I have to find the extrema of: $$a_n=(-1)^{n+1}\left(2-\frac{n+2}{2^n}\right)$$ I calculated $a_1= \frac{1}{2}$ and $\displaystyle \lim_{n} a_n=(-2,2)$. Then $$\left|\left(2-\frac{n+2}{2^n}\right)\right|<2$$
thus I think that $\sup=2$ and $\inf=-2$ but I am not sure how to demonstrate it.
My attempt:
I separate $a_n$ into $a_{2k}$ and $a_{2k-1}$, then:
$$a_{2k}<2 \Rightarrow 1\left(2-\frac{2k+2}{2^{2k}}\right)<2, \text{ true for } k>-1$$
$$a_{2k-1}>-2 \Rightarrow -1\left(2-\frac{2k+1}{2^{2k-1}}\right)>-2, \text{ true for } k>-\frac1{2}$$
So I know that $a_n$ is bounded.
I tried to demonstrate that $\sup=2$ and $\inf=-2$ by doing the following:
$$a_{2k}>2-\varepsilon \Rightarrow 1\left(2-\frac{2k+2}{2^{2k}}\right)>2-\varepsilon$$
$$a_{2k-1}<-2+\varepsilon \Rightarrow -1\left(2-\frac{2k+1}{2^{2k-1}}\right)<-2+\varepsilon,$$ but I can't solve those inequalities. Is this one the right approach?
EDIT
Another attempt: (Thanks to G Cab's answer)
$$-b_n<a_n<b_n$$
where $b_n=\left(2-\frac{n+2}{2^n}\right)$.
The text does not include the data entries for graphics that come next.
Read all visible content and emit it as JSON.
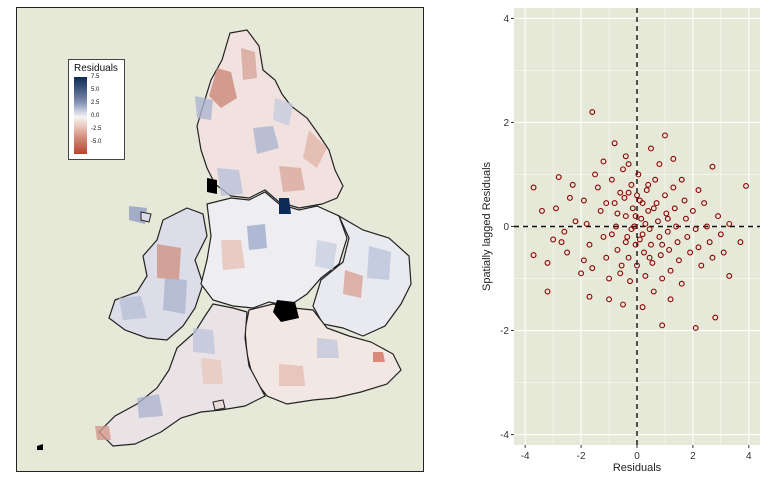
{
  "map": {
    "legend": {
      "title": "Residuals",
      "labels": [
        "7.5",
        "5.0",
        "2.5",
        "0.0",
        "-2.5",
        "-5.0"
      ],
      "colors": {
        "high": "#0b2a55",
        "mid": "#f6f4f2",
        "low": "#b54530"
      }
    }
  },
  "chart_data": {
    "type": "scatter",
    "xlabel": "Residuals",
    "ylabel": "Spatially lagged Residuals",
    "xlim": [
      -4.4,
      4.4
    ],
    "ylim": [
      -4.2,
      4.2
    ],
    "xticks": [
      "-4",
      "-2",
      "0",
      "2",
      "4"
    ],
    "yticks": [
      "-4",
      "-2",
      "0",
      "2",
      "4"
    ],
    "xtick_values": [
      -4,
      -2,
      0,
      2,
      4
    ],
    "ytick_values": [
      -4,
      -2,
      0,
      2,
      4
    ],
    "grid": true,
    "reference_lines": {
      "x": 0,
      "y": 0,
      "style": "dashed"
    },
    "point_color": "#8b0000",
    "points": [
      [
        -1.6,
        2.2
      ],
      [
        1.0,
        1.75
      ],
      [
        -0.8,
        1.6
      ],
      [
        -3.7,
        0.75
      ],
      [
        3.9,
        0.78
      ],
      [
        3.7,
        -0.3
      ],
      [
        3.3,
        -0.95
      ],
      [
        2.8,
        -1.75
      ],
      [
        2.1,
        -1.95
      ],
      [
        0.9,
        -1.9
      ],
      [
        -0.5,
        -1.5
      ],
      [
        -1.7,
        -1.35
      ],
      [
        -3.2,
        -1.25
      ],
      [
        -3.7,
        -0.55
      ],
      [
        -2.8,
        0.95
      ],
      [
        -2.3,
        0.8
      ],
      [
        1.3,
        1.3
      ],
      [
        0.5,
        1.5
      ],
      [
        -0.4,
        1.35
      ],
      [
        -1.2,
        1.25
      ],
      [
        2.7,
        1.15
      ],
      [
        -3.4,
        0.3
      ],
      [
        -2.9,
        0.35
      ],
      [
        -2.6,
        -0.1
      ],
      [
        -3.0,
        -0.25
      ],
      [
        -3.2,
        -0.7
      ],
      [
        -2.5,
        -0.5
      ],
      [
        -2.2,
        0.1
      ],
      [
        -1.9,
        0.5
      ],
      [
        -1.8,
        0.05
      ],
      [
        -1.7,
        -0.35
      ],
      [
        -1.6,
        -0.8
      ],
      [
        -1.4,
        0.75
      ],
      [
        -1.3,
        0.3
      ],
      [
        -1.2,
        -0.2
      ],
      [
        -1.1,
        -0.6
      ],
      [
        -1.0,
        -1.0
      ],
      [
        -0.9,
        0.9
      ],
      [
        -0.8,
        0.45
      ],
      [
        -0.75,
        0.0
      ],
      [
        -0.7,
        -0.45
      ],
      [
        -0.6,
        -0.9
      ],
      [
        -0.5,
        1.1
      ],
      [
        -0.45,
        0.55
      ],
      [
        -0.4,
        0.2
      ],
      [
        -0.35,
        -0.2
      ],
      [
        -0.3,
        -0.6
      ],
      [
        -0.25,
        -1.05
      ],
      [
        -0.2,
        0.8
      ],
      [
        -0.15,
        0.35
      ],
      [
        -0.1,
        0.0
      ],
      [
        -0.05,
        -0.35
      ],
      [
        0.0,
        -0.75
      ],
      [
        0.05,
        1.0
      ],
      [
        0.1,
        0.5
      ],
      [
        0.15,
        0.15
      ],
      [
        0.2,
        -0.15
      ],
      [
        0.25,
        -0.5
      ],
      [
        0.3,
        -0.95
      ],
      [
        0.35,
        0.7
      ],
      [
        0.4,
        0.3
      ],
      [
        0.45,
        -0.05
      ],
      [
        0.5,
        -0.35
      ],
      [
        0.55,
        -0.7
      ],
      [
        0.6,
        -1.25
      ],
      [
        0.65,
        0.9
      ],
      [
        0.7,
        0.45
      ],
      [
        0.75,
        0.1
      ],
      [
        0.8,
        -0.2
      ],
      [
        0.85,
        -0.55
      ],
      [
        0.9,
        -1.0
      ],
      [
        1.0,
        0.6
      ],
      [
        1.05,
        0.25
      ],
      [
        1.1,
        -0.1
      ],
      [
        1.15,
        -0.45
      ],
      [
        1.2,
        -0.85
      ],
      [
        1.3,
        0.75
      ],
      [
        1.35,
        0.35
      ],
      [
        1.4,
        0.0
      ],
      [
        1.45,
        -0.3
      ],
      [
        1.5,
        -0.65
      ],
      [
        1.6,
        -1.1
      ],
      [
        1.7,
        0.5
      ],
      [
        1.75,
        0.15
      ],
      [
        1.8,
        -0.2
      ],
      [
        1.9,
        -0.5
      ],
      [
        2.0,
        0.3
      ],
      [
        2.1,
        -0.05
      ],
      [
        2.2,
        -0.4
      ],
      [
        2.3,
        -0.75
      ],
      [
        2.4,
        0.45
      ],
      [
        2.5,
        0.0
      ],
      [
        2.6,
        -0.3
      ],
      [
        2.7,
        -0.6
      ],
      [
        2.9,
        0.2
      ],
      [
        3.0,
        -0.15
      ],
      [
        3.1,
        -0.5
      ],
      [
        3.3,
        0.05
      ],
      [
        -2.0,
        -0.9
      ],
      [
        -2.4,
        0.55
      ],
      [
        -1.5,
        1.0
      ],
      [
        -0.3,
        1.2
      ],
      [
        0.8,
        1.2
      ],
      [
        1.2,
        -1.4
      ],
      [
        -1.0,
        -1.4
      ],
      [
        0.2,
        -1.55
      ],
      [
        -0.6,
        0.65
      ],
      [
        0.4,
        0.8
      ],
      [
        1.6,
        0.9
      ],
      [
        -2.7,
        -0.3
      ],
      [
        -1.9,
        -0.65
      ],
      [
        2.2,
        0.7
      ],
      [
        -0.05,
        0.2
      ],
      [
        0.1,
        -0.25
      ],
      [
        -0.2,
        -0.05
      ],
      [
        0.3,
        0.05
      ],
      [
        -0.4,
        -0.3
      ],
      [
        0.6,
        0.35
      ],
      [
        -0.7,
        0.25
      ],
      [
        0.9,
        -0.35
      ],
      [
        -0.9,
        -0.15
      ],
      [
        1.1,
        0.15
      ],
      [
        -1.1,
        0.45
      ],
      [
        0.0,
        0.6
      ],
      [
        0.2,
        0.45
      ],
      [
        -0.3,
        0.65
      ],
      [
        0.45,
        -0.6
      ],
      [
        -0.55,
        -0.75
      ]
    ]
  }
}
$-b_n$ is decreasing and the limit is $-2$, and as the sequence is decreasing, $-2=\inf(-b_n)$.
$b_n$ is increasing and the limit is $2$, and as the sequence is increasing, $2=\sup(b_n)$. Thus
$$-2<-b_n<a_n<b_n<2$$
and $\sup(a_n)=2$ and $\inf(a_n)=-2$
Note that $$ \eqalign{ & f(x) = 2 - {{x + 2} \over {2^{\,x} }}\quad \Rightarrow \quad y(0) = 0 \cr & f'(x) = {{\ln 2\left( {x + 2} \right) - 1} \over {2^{\,x} }} \cr & 0 < f'(x) = \quad \Rightarrow \quad {1 \over {\ln 2}} - 2 \approx - 0.557 < x \cr} $$ so $f(n)$ is increasing for $0 \le n$.
Thus the alternating sequence $(-1)^{n+1}f(n)$ is clearly bounded to stay between $\pm 2$.
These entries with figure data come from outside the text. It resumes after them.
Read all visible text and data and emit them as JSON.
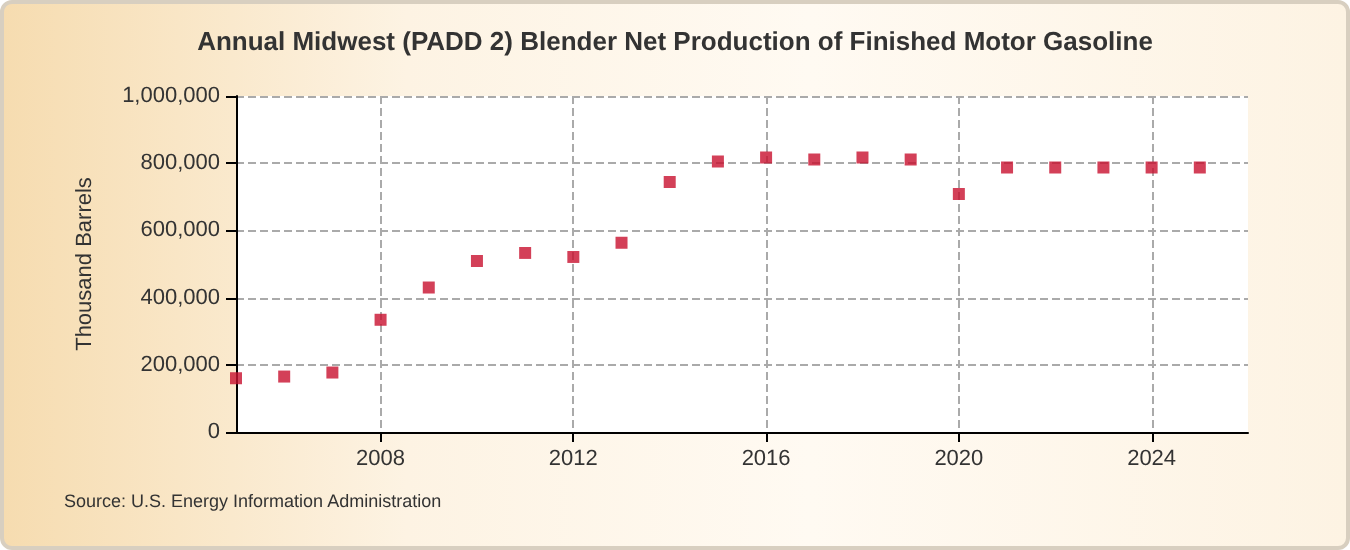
{
  "chart_data": {
    "type": "scatter",
    "title": "Annual Midwest (PADD 2) Blender Net Production of Finished Motor Gasoline",
    "ylabel": "Thousand Barrels",
    "x": [
      2005,
      2006,
      2007,
      2008,
      2009,
      2010,
      2011,
      2012,
      2013,
      2014,
      2015,
      2016,
      2017,
      2018,
      2019,
      2020,
      2021,
      2022,
      2023,
      2024,
      2025
    ],
    "series": [
      {
        "color": "#c8102e",
        "values": [
          160000,
          165000,
          177000,
          334000,
          430000,
          509000,
          533000,
          521000,
          563000,
          744000,
          805000,
          817000,
          811000,
          817000,
          811000,
          708000,
          787000,
          787000,
          787000,
          787000,
          787000
        ]
      }
    ],
    "xlim": [
      2005,
      2026
    ],
    "xticks": [
      2008,
      2012,
      2016,
      2020,
      2024
    ],
    "ylim": [
      0,
      1000000
    ],
    "yticks": [
      0,
      {
        "value": 200000,
        "label": "200,000"
      },
      {
        "value": 400000,
        "label": "400,000"
      },
      {
        "value": 600000,
        "label": "600,000"
      },
      {
        "value": 800000,
        "label": "800,000"
      },
      {
        "value": 1000000,
        "label": "1,000,000"
      }
    ],
    "grid": true,
    "marker": "square",
    "annotations": [
      "Source: U.S. Energy Information Administration"
    ]
  }
}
I am not a theorist, but I think that a formal demonstration should develop along these lines
(maybe somebody more expert can help and put it in right terms)
Given that $$ \left\{ \matrix{ a_{\,n} \in Q = \left( { - 1} \right)^{\,n + 1} f(n) \hfill \cr \left\{ {a_{\,n} } \right\} = \left\{ {a_{\,2n} } \right\} \cup \left\{ {a_{\,2n + 1} } \right\}\quad \left| {\;\left\{ {a_{\,2n} } \right\} \cap \left\{ {a_{\,2n + 1} } \right\} = \emptyset } \right. \hfill \cr} \right. $$ and that $$ \eqalign{ & \mathop {\lim }\limits_{n\; \to \;\infty } a_{\,2n} = \mathop {\lim }\limits_{n\; \to \;\infty } \left( { - 1} \right)^{\,2n + 1} f(2n) = - \mathop {\lim }\limits_{x\; \to \;\infty } f(x) = - 2 \cr & \mathop {\lim }\limits_{n\; \to \;\infty } a_{\,2n + 1} = \mathop {\lim }\limits_{n\; \to \;\infty } \left( { - 1} \right)^{\,2n + 2} f(2n + 1) = \mathop {\lim }\limits_{x\; \to \;\infty } f(x) = 2 \cr} $$ and having demonstrated that $f(x)$ is increasing $$ f(n - 1) < f(n) < f(n + 1) $$ that means $$ \eqalign{ & - 2 < a_{\,2n} \, \le a_{\,0} = 0 \cr & 1/2 = a_{\,1} \le a_{\,2n + 1} \, < 2 \cr} $$ and therefore $$ \eqalign{ & \inf \left\{ {a_{\,n} } \right\} = \min \left( {\inf \left\{ {a_{\,2n} } \right\},\inf \left\{ {a_{\,2n + 1} } \right\}\;} \right) = - 2 \cr & \sup \left\{ {a_{\,n} } \right\} = \max \left( {\sup \left\{ {a_{\,2n} } \right\},\sup \left\{ {a_{\,2n + 1} } \right\}\;} \right) = 2 \cr} $$